Les armes chimiques peuvent être aussi utilisées à des fins d'épuration ethnique : en Rhodésie, entre 1977 et 1979, le dictateur Ian Smith utilise des armes chimiques et biologiques contre les populations noires. Le programme d'armes biologiques suivi par l'Afrique du Sud entre 1981 et 1992 est l'un des plus perfectionnés au monde. Son but ? Éliminer les opposants en toute discrétion et toucher plus largement les populations noires avec les bacilles adaptés.
Les Soviétiques ont également utilisé ce type d'armes depuis Stalingrad, en 1942, avant de bénéficier eux aussi des recherches japonaises après guerre. Une fuite dans un des laboratoires de Sverdlovsk en 1979 a causé mille morts. Le programme secret soviétique est une des priorités du gouvernement dans les années 1980 et près de cinquante personnes y travaillent.
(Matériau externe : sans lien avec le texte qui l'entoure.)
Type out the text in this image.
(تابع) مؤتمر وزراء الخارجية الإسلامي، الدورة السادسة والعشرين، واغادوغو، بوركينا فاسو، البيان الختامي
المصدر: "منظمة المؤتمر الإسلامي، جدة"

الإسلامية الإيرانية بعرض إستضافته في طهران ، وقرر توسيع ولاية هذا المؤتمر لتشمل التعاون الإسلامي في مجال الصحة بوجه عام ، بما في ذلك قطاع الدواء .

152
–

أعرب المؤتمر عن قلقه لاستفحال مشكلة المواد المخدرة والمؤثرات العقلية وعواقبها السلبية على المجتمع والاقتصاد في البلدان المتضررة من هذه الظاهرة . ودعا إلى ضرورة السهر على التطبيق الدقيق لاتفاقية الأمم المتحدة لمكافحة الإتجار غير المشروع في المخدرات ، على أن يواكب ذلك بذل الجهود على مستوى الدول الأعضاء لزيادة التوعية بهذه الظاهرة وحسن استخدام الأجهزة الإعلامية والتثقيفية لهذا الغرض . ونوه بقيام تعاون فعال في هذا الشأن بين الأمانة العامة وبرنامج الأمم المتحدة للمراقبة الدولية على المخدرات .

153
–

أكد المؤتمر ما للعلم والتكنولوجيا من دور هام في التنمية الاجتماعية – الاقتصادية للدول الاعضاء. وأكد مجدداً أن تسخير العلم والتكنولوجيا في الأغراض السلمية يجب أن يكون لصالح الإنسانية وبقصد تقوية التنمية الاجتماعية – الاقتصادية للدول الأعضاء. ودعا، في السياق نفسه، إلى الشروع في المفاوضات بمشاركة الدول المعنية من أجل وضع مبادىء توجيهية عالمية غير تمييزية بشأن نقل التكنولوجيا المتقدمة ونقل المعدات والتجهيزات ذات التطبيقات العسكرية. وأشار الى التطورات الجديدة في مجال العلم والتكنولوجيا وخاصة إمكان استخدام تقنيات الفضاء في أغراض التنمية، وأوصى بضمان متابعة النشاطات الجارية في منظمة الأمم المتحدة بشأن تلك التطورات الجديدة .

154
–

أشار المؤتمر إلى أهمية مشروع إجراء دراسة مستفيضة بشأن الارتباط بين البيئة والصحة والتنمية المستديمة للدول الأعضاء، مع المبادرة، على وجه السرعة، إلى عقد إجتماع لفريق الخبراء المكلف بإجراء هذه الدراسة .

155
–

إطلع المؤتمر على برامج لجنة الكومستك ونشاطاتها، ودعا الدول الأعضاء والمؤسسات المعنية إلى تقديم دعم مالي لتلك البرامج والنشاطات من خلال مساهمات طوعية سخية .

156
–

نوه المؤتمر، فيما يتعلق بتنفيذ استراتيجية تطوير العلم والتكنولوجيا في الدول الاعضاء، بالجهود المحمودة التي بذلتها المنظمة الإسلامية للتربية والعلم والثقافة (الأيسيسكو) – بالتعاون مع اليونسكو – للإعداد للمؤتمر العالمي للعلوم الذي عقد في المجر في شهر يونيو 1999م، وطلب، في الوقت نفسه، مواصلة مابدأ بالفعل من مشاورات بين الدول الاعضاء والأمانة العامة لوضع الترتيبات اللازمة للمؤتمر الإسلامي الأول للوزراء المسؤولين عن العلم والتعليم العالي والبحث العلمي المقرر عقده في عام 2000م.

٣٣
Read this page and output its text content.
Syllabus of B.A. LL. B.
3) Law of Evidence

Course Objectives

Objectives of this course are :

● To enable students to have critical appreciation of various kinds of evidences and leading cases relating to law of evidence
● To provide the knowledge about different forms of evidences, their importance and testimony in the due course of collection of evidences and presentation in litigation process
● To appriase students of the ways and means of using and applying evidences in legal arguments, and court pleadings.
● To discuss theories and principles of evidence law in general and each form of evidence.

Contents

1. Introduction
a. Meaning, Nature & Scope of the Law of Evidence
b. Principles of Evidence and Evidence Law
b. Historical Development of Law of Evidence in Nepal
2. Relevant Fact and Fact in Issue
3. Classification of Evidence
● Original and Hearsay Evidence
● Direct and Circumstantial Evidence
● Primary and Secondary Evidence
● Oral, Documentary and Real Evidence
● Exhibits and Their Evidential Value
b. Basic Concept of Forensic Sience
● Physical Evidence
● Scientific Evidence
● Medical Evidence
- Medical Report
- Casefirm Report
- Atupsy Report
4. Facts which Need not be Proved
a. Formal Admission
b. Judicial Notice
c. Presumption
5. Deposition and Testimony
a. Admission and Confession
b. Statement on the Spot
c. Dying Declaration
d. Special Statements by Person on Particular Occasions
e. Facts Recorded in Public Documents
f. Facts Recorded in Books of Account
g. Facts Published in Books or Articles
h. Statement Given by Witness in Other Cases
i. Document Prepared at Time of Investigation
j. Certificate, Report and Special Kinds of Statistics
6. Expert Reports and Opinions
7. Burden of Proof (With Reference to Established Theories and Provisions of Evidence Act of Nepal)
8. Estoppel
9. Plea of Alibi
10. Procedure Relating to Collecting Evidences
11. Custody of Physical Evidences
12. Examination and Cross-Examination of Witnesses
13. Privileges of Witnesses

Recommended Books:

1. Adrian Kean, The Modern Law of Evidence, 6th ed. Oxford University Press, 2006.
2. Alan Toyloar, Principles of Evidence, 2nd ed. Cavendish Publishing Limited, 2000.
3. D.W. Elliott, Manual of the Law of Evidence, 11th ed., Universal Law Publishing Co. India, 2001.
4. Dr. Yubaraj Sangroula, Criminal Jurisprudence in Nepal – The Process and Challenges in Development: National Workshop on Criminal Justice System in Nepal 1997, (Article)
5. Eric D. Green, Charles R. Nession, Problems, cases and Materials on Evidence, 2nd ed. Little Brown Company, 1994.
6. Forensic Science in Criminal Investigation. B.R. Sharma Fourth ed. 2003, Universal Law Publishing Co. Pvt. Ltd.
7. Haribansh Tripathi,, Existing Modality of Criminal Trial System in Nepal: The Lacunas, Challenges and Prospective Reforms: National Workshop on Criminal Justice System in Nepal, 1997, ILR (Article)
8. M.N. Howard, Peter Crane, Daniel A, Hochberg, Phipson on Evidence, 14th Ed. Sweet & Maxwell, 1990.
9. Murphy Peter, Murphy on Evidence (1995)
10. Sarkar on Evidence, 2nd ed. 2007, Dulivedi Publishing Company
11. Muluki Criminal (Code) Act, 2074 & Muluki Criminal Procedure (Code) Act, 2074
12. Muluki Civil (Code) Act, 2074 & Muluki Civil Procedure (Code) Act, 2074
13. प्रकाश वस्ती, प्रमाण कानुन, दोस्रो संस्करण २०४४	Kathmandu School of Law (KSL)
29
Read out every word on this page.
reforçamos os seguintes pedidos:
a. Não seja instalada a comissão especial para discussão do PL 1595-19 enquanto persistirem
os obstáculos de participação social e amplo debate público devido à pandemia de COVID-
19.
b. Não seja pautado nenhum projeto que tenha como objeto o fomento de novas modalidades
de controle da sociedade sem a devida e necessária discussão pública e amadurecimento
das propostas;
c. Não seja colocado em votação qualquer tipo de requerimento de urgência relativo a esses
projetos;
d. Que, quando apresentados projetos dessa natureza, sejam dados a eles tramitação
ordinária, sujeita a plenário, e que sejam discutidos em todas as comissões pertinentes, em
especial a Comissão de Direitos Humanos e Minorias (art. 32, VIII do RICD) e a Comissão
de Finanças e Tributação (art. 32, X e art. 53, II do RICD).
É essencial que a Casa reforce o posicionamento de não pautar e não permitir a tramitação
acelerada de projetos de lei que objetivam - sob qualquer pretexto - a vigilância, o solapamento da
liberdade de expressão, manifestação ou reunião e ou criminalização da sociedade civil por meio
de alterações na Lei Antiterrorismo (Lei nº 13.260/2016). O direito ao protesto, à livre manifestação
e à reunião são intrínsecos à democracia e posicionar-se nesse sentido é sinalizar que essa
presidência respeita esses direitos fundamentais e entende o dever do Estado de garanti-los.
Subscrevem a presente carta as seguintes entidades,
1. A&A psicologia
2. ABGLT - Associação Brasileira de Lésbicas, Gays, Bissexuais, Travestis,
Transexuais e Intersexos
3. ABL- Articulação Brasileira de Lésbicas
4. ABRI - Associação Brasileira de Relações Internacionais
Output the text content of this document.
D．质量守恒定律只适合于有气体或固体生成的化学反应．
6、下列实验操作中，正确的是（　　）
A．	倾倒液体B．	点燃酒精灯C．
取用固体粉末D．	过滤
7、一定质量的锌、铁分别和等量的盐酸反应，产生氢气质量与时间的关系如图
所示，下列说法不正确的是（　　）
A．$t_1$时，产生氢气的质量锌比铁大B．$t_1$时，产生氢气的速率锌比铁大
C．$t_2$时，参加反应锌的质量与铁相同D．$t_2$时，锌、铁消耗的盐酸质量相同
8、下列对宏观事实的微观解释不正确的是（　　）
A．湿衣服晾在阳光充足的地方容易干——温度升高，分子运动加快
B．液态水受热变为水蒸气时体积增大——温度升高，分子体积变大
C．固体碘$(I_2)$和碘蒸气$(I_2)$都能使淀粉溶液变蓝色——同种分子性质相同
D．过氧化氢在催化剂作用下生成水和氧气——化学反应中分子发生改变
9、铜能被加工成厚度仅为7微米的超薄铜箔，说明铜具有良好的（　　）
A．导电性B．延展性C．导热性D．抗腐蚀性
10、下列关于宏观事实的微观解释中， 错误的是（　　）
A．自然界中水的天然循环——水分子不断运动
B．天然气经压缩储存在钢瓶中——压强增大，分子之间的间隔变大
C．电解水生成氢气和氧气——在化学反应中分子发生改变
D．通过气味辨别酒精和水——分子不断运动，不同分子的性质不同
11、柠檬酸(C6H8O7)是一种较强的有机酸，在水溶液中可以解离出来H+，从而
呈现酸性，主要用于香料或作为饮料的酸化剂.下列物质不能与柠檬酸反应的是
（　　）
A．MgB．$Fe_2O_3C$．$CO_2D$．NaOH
Il s'agit de concevoir une nouvelle générations d'armes biolétales, obtenues après manipulations génétiques des bactéries. En 1990, les quantités de bacilles élevés sont suffisantes pour tuer l'ensemble des habitants de la planète. Le programme est abandonné brutalement en 1992, avec d'importants risques de prolifération.
Une chape de secret est tombée sur ces questions depuis 2001. Les armes biologiques ont proliféré : nouveaux acteurs, nouvelles armes. On pourra voir bientôt apparaître une troisième génération d'armes biologiques par la création d'agents pathogènes totalement nouveaux ; des germes que la nature mettrait des millénaires à façonner. Toutes les séquençages ADN sont désormais sur Internet. Les chercheurs travaillent beaucoup sur la détection, afin qu'elle soit le plus rapide possible en cas d'attaque. Désormais, la menace est permanente.